Towards Home Rule
Parnell's party emerged swiftly as a tightly disciplined and, on the whole, energetic body of parliamentarians. By 1885, he was leading a party well-poised for the next general election, his statements on Home Rule designed to secure the widest possible support. Speaking in Cork on 21 January 1885, he stated:
We cannot ask the British constitution for more than the restitution of Grattan's parliament, but no man has the right to fix the boundary of a nation.
No man has the right to say to his country, "Thus far shalt thou go and no further", and we have never attempted
to fix the "ne plus ultra" to the progress of Ireland’s nationhood, and we never shall.
Both UK parties toyed with various suggestions for greater self-government for Ireland, in March 1885 the settlement that the radical MP Joseph Chamberlain proposed involved democratic county councils which in turn would elect a Central Board for Ireland, which was thrown out by the Cabinet. Gladstone on the other hand saying he was prepared to go ‘rather further’ than the idea of a Central Board . After Gladstone's government fell in June 1885, Parnell urged the Irish voters in Britain to vote against the Liberals. The delayed November general elections (boundaries were being redrawn after the Third Reform Act) brought about a hung Parliament in which the Liberals with 335 seats won 86 more than the Conservatives, with a Parnellite bloc of 86 Irish Home Rule MPs holding the balance of power in the Commons. Parnell's task was now to win acceptance of the principle of a Dublin parliament.

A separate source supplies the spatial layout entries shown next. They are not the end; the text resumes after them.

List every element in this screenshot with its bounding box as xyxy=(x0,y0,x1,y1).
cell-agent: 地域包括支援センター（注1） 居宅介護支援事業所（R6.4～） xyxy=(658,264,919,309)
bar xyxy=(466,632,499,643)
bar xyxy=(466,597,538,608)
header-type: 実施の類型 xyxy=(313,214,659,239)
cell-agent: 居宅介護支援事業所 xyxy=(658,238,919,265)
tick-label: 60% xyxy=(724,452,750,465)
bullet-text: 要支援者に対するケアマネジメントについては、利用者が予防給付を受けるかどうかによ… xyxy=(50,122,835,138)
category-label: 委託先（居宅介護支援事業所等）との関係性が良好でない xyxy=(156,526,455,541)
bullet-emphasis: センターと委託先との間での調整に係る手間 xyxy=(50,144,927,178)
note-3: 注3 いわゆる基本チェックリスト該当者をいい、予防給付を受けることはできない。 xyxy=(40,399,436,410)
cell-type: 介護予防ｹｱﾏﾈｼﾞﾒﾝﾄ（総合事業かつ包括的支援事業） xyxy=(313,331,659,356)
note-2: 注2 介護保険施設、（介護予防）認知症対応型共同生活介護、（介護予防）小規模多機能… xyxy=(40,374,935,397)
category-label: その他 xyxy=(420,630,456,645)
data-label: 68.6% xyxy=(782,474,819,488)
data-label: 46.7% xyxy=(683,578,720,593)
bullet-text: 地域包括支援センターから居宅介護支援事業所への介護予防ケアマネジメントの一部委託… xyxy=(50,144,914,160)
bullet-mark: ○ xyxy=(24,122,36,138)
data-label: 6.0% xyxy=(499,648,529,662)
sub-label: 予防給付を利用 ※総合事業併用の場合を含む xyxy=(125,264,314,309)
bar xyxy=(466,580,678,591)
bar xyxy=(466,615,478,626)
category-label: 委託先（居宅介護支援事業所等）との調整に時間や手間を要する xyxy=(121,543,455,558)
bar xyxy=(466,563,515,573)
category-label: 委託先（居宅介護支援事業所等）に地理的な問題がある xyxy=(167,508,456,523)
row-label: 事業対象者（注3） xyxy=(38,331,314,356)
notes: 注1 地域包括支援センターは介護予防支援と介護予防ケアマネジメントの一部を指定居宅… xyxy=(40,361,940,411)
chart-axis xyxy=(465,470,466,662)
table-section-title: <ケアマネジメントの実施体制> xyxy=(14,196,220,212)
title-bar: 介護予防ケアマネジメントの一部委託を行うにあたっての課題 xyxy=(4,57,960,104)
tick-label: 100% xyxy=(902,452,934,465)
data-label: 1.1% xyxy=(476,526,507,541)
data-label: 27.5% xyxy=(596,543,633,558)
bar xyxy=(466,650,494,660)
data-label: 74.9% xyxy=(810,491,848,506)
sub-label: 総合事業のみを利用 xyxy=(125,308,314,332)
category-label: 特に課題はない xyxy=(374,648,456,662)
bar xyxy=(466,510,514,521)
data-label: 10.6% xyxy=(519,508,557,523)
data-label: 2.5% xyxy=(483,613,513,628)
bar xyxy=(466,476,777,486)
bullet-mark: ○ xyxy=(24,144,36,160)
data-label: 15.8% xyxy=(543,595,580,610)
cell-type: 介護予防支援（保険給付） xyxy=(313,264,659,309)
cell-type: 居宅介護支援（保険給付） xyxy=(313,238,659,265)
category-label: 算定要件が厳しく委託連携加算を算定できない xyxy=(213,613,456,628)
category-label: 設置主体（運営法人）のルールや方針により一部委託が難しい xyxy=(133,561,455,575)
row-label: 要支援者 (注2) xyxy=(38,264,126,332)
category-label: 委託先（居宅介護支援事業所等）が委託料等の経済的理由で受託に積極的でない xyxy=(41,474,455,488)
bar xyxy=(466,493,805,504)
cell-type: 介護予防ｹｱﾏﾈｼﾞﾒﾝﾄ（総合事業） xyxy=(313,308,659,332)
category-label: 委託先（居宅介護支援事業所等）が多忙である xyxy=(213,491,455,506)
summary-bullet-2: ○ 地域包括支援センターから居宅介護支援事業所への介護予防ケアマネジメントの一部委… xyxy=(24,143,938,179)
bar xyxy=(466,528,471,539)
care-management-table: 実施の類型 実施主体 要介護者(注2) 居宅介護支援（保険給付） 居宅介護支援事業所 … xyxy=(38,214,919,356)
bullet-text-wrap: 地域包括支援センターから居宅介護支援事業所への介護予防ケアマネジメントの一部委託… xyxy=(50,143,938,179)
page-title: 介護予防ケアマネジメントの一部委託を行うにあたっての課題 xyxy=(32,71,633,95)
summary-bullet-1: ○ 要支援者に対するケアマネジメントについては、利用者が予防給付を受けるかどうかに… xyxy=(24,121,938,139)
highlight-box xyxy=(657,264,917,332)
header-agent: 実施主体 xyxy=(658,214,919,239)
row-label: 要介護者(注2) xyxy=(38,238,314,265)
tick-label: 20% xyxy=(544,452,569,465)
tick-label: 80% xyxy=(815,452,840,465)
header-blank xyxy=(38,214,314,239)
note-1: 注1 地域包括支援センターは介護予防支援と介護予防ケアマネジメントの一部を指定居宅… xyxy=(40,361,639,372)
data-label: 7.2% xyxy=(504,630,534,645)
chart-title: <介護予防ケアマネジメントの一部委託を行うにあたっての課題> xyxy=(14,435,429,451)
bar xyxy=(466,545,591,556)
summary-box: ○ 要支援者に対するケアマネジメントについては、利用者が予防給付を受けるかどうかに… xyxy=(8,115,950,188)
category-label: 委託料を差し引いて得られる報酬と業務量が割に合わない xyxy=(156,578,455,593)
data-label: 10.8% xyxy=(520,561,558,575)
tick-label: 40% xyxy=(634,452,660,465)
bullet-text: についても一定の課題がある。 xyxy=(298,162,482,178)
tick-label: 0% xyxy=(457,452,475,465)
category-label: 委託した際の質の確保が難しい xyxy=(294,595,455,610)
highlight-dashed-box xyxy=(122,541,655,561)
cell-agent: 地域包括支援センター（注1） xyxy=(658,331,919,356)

Parnell at first supported a Conservative government - they were still the smaller party after the elections - but after renewed agrarian distress arose when agricultural prices fell and unrest developed during 1885, Lord Salisbury’s Conservative government announced coercion measures in January 1886. Parnell switched his support to the Liberals. The prospects shocked Unionists. The Orange Order, revived in the 1880s to oppose the Land League now openly opposed Home Rule. On 20 January, the Irish Unionist Party was established in Dublin. By 28 January, Salisbury's government had resigned.
The Liberals regained power on 1 February, their leader Gladstone - influenced by the status of Norway, which at the time was self-governing but under the Swedish Crown - moving towards Home Rule, which Gladstone’s son Herbert revealed publicly under what became known as the "flying of the Hawarden Kite". The third Gladstone administration paved the way towards the generous response to Irish demands that the new Prime Minister had promised, but was unable to obtain the support of several key players in his own party. Lord Hartington (who had been Liberal leader in the late 1870s and was still the most likely alternative leader) refused to serve at all, while Joseph Chamberlain briefly held office then resigned when he saw the terms of the proposed bill.
On 8 April 1886, Gladstone introduced the First Irish Home Rule Bill, his object to establish an Irish legislature, although large imperial issues were to be reserved to the Westminster parliament. The Conservatives now emerged as enthusiastic unionists, Lord Randolph Churchill declared, "The Orange card is the one to play". In the course of a long and fierce debate Gladstone made a remarkable Home Rule Speech, beseeching parliament to pass the bill. However, the split between pro- and anti-home rulers within the Liberal Party caused the defeat of the bill on its second reading in June by 341 to 311 votes.
Parliament was dissolved and elections called, with Irish Home Rule the central issue. Gladstone hoped to repeat his triumph of 1868, when he had won a General Election on the topic of Irish Disestablishment (which had been a major cause of dispute between Conservatives and Liberals since the 1830s), but the result of the July 1886 general election was Liberal defeat. The Conservatives and the Liberal Unionist Party returned with a majority of 118 over the combined Gladstonian Liberals and Parnell's 85 Irish Party seats. Salisbury formed his second government - a minority Conservative government with Liberal Unionist support.
The Liberal split made the Unionists (the Liberal Unionists sat in coalition with the Conservatives after 1895 and would eventually merge with them) the dominant force in British politics until 1906, with strong support in Lancashire, Liverpool & Manchester, Birmingham (the fiefdom of its former mayor Joseph Chamberlain who as recently as 1885 had been a furious enemy of the Conservatives) and the House of Lords where many Whigs sat (a second Home Rule Bill would pass the Commons in 1893 only to be overwhelmingly defeated in the Lords).